Se lermos os jornais e os blogues, se ouvirmos os telejornais ou até mesmo o inacreditável “news feed” do Facebook, uma verdade sobre Portugal sobressai: o turismo e a retoma do setor imobiliário são o sangue novo que corre nas veias do país e o que nos permite andar um passo à frente dos nossos credores. O turismo trouxe-nos 15 mil milhões de euros em 2017, 18% do total das nossas exportações. No mesmo ano, foram transacionados cerca de 1.800 milhões de euros em imóveis. Em conjunto, estes dois valores representam quase 9% do PIB nacional. Esta é a expressão financeira do alojamento local, dos hotéis que proliferam, da “gentrificação”, da especulação imobiliária e por aí fora.
Esta realidade alimenta-se de muitos fatores mas há dois que são mencionados como “culpados” e coadjuvantes na matéria. O primeiro são os chamados vistos gold que, em cinco anos, trouxeram um beneficio líquido ao país de 3.300 milhões de euros (tanto quanto a privatização da ANA) e que permitem a cidadãos não europeus obter residência no nosso país. A vasta maioria desse valor foi investida em imobiliário. O segundo é o chamado “regime fiscal de residentes não habituais”, que isenta ou reduz o pagamento de IRS a cidadãos estrangeiros de elevado valor profissional e pensionistas de países europeus que escolham Portugal para residir pelo menos metade do ano.
Ora, diz-nos o Bloco de Esquerda, há que acabar com isto, vistos gold e regime especial de IRS. Como se estivéssemos sós no mundo e, ao acabarmos com a coisa por cá, não houvesse muitos que, de bom grado, imediatamente se substituiriam a nós. Ora vejamos, a Áustria, a Bélgica, a Bulgária, Chipre, a Grécia, a Látvia, a Lituânia, Malta, o Mónaco, a Espanha, a Suíça e a Inglaterra, todos eles têm formas comparáveis de concessão de residência a cidadãos estrangeiros e nenhum tem sobre a mesa acabar com ela.
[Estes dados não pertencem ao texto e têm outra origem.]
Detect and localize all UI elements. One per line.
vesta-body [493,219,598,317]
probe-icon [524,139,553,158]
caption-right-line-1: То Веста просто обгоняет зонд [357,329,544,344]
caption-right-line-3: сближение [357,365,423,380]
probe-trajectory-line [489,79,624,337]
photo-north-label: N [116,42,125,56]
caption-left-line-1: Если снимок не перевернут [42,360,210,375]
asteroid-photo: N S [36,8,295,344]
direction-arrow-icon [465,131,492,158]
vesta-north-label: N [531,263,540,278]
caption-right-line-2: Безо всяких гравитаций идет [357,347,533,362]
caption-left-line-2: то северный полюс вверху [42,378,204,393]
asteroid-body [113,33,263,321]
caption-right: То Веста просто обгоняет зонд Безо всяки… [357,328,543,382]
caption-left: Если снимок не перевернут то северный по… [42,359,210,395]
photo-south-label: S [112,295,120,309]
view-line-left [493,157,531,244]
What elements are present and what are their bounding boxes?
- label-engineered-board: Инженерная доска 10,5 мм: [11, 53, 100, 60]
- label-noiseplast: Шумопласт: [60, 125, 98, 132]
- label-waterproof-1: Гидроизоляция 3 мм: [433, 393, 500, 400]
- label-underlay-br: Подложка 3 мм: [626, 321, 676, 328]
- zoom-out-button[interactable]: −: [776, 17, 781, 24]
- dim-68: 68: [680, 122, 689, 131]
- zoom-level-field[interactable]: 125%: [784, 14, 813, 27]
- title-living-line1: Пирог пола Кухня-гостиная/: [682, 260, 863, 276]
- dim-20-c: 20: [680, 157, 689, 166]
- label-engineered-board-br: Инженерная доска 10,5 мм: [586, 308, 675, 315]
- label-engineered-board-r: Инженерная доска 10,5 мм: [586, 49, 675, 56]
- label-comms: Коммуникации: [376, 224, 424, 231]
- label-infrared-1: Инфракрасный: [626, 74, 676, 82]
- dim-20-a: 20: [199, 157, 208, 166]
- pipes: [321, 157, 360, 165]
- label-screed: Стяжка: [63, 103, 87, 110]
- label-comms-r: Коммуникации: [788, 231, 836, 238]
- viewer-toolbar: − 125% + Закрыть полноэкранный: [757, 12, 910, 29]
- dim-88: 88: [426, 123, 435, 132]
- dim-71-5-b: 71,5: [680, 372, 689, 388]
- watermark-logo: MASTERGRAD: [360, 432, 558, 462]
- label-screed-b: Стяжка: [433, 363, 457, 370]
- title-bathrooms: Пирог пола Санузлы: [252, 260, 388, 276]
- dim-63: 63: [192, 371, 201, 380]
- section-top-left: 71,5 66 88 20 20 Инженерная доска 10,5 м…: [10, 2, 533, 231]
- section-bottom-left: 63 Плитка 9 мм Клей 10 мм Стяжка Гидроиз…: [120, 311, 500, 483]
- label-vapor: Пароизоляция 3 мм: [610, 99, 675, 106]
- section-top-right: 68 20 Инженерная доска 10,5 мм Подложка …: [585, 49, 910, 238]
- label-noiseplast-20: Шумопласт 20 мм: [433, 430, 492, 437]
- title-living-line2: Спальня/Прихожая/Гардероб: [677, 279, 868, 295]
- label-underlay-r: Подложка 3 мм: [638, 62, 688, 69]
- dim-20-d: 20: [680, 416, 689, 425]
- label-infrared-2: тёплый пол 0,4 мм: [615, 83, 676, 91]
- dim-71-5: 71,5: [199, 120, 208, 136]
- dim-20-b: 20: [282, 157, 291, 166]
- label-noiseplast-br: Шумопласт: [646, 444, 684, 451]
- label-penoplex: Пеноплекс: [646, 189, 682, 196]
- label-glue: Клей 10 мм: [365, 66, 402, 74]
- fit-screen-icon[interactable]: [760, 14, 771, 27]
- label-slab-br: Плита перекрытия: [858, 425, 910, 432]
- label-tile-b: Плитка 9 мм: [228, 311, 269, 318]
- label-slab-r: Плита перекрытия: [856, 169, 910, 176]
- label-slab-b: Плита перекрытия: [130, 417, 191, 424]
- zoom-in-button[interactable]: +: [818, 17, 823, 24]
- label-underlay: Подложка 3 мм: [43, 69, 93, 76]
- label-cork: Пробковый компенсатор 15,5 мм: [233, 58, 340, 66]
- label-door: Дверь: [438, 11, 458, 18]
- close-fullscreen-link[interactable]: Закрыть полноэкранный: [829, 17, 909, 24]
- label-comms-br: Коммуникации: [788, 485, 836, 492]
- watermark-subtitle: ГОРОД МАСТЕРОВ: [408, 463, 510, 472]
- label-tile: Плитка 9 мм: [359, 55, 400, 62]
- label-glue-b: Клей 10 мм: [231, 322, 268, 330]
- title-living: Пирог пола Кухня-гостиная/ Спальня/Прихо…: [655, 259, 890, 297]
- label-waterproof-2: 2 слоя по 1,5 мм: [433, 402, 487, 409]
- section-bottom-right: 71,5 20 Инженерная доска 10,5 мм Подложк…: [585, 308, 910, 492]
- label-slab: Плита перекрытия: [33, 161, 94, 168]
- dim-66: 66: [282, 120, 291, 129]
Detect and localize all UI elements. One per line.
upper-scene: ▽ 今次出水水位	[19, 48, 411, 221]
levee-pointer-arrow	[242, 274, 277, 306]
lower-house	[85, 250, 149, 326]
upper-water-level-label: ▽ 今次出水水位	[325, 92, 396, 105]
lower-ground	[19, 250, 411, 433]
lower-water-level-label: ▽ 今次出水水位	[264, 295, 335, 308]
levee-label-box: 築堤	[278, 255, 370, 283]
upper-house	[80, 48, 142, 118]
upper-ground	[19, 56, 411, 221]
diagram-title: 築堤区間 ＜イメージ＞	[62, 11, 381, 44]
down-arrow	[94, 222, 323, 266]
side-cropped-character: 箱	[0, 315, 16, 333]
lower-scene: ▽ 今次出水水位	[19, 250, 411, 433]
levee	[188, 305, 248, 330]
Isto para apenas mencionar países europeus.
Mas, e a isenção (ou redução…) do IRS? As notícias dizem-nos que o Estado “perdeu” centenas de milhões de euros com o esquema. Será? Claro que não. Perda seria redução de receita. Mas a realidade é que os estrangeiros que por cá residem sob essa forma, cerca de 27 mil pessoas, pagam milhões de euros em impostos sobre o imobiliário que é seu, desde o IMT, ao IMI, além de muitos milhões mais em impostos indiretos como o IVA, impostos sobre os combustíveis, taxas sobre tudo e mais alguma coisa, etc.. Portanto o Estado não “perde”, antes “ganha”, e muito.
Será que somos únicos nesta postura de concorrência fiscal com os nossos colegas europeus? Claro que não. A Irlanda cobra 12,5% de IRC, enquanto nós andamos pelos 22%. O Luxemburgo faz acordos fiscais caso a caso com grandes empresas em que que o mesmo IRC chega a ser uns meros 1,5%. A Holanda isenta de impostos os ganhos de capital. Todos eles já nos “roubaram” impostos pois não faltam empresas portuguesas que escolheram esses países para sediarem as suas atividades. Acabar com este regime atirará para os braços de vizinhos europeus menos escrupulosos estes 27 mil cidadãos e os outros que ainda vêm a caminho.
Não contente, o mesmo Bloco propõe um regime fiscal especial para taxar “lucros excessivos” em transações imobiliárias. Por este caminho, mais fácil será proibir o lucro. Houve quem tentasse. Esse edifício desmoronou-se em 1989 e ainda me lembro como foi e como era por lá.
Meu Deus, como é difícil ser de Esquerda quando quem porta o adjetivante como apelido é capaz de propor tão tremendos disparates, como se o mundo para lá de Badajoz não existisse. Como se a História nada nos ensinasse. Ou como se nos coubesse a nós – de todos os mais pobres – dar o exemplo. Que comece a Holanda, se faz favor.